Trachea were formalin-fixed for 24 hr at room temperature and paraffin embedded. 5-μm sections were processed for RNA in situ with the RNA Scope 2-plex Detection Kit (Chromogenic) according to the manufacturer’s standard protocol (Advanced Cell Diagnostics). RNAscope probes were Krt5 (NM 027011.2, region 666–2,086), Dlk2 (NM 023932.3, region 267–1,279), and Dll1 (NM 007865.3, region 888–1,883).
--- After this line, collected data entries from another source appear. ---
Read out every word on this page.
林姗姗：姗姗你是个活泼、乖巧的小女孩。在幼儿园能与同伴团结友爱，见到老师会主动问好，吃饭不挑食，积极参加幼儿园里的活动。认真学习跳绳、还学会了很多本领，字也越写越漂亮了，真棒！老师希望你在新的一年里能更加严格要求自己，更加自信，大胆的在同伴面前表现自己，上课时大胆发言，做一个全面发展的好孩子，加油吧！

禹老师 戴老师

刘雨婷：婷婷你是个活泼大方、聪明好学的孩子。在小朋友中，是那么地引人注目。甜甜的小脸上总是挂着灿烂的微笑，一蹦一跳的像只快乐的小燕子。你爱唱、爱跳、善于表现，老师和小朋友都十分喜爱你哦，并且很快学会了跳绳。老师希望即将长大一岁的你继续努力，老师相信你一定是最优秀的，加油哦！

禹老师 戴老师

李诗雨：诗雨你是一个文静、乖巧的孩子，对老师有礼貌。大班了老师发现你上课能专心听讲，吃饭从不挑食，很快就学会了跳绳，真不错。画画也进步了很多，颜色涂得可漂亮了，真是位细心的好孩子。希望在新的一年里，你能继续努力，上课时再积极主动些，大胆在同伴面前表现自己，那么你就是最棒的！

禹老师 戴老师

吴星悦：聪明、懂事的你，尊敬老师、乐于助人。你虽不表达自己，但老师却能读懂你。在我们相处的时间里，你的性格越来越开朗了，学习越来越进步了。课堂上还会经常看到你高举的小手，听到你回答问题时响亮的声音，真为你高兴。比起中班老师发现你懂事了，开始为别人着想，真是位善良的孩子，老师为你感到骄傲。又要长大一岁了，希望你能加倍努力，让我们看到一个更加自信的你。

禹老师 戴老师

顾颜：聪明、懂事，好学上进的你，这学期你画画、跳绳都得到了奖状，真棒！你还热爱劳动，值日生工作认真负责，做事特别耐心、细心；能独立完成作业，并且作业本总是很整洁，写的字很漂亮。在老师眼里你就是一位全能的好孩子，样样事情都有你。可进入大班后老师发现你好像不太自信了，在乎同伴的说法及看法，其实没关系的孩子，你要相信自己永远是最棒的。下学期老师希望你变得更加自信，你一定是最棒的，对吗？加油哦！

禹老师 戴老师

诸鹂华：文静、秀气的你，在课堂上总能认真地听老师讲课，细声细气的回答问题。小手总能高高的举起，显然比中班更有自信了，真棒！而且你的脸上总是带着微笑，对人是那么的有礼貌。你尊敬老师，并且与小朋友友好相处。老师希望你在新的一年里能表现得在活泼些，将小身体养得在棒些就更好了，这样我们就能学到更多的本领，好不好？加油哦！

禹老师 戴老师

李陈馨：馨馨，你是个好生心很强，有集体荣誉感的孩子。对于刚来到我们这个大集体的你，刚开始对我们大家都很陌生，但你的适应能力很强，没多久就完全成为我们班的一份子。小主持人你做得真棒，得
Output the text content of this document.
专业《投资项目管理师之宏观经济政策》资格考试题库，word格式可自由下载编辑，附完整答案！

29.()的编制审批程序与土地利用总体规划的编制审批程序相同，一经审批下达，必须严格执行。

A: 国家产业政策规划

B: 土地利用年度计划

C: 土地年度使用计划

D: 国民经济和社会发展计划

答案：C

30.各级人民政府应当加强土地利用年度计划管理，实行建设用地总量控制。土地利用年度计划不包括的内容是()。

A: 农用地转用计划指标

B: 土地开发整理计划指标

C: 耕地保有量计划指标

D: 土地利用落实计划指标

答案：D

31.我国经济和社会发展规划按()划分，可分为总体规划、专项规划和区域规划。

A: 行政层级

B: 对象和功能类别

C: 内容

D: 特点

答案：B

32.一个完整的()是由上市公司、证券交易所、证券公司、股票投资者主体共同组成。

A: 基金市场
Microscopy and Image Scoring

z stacks of the full epithelial thickness were acquired at an optical resolution of 1,024 × 1,024 with an optical z slice every 1 μm. Clones were scored manually by looking through the entire z depth of the tracheal epithelium in FV viewer or LAS AF software to score the identity of all labeled cells. For tetO-H2B-GFP samples, z stacks were acquired at an optical resolution of 1,024 × 1,024, with a z slice every 0.38 μm. Fluorescence intensity was assessed in Fiji, using the Gurdon Institute Imaging Facility’s plugin, ObjectScan.

Cryosections for analysis of cellular composition/density were imaged on an Olympus FV1000, using a 100× oil objective (numerical aperture [NA] 1.4). The length of the basement membrane in each image was measured in Fiji. Density was calculated as the number of cells present per μm of basement membrane. Cryosections for BrdU analysis were imaged on a Zeiss AxioImager compound microscope, using a 20× air objective (NA 0.8) and counted in Fiji.

Single-Cell qRT-PCR

The distal tracheal epithelium was peeled away from the underlying mesenchyme following a brief dispase digest and dissociated to single cells as described previously (Rock et al., 2009). Unsorted epithelial cells were loaded into a Fluidigm C1 machine on a 10- to 17-μm chip at a concentration of ∼400 cells/μl for cell capture, lysis, cDNA synthesis, and target pre-amplification. 67 single cells were used for subsequent qRT-PCR on a 96.96 Fluidigm Dynamic array using a Biomark qPCR machine using TaqMan gene expression assays (Life Technologies). Data analysis was performed in the Fluidigm Singular Analysis Toolset 3.0 in R.

Modeling

See Supplemental Experimental Procedures and Supplemental Theory for all details of model construction.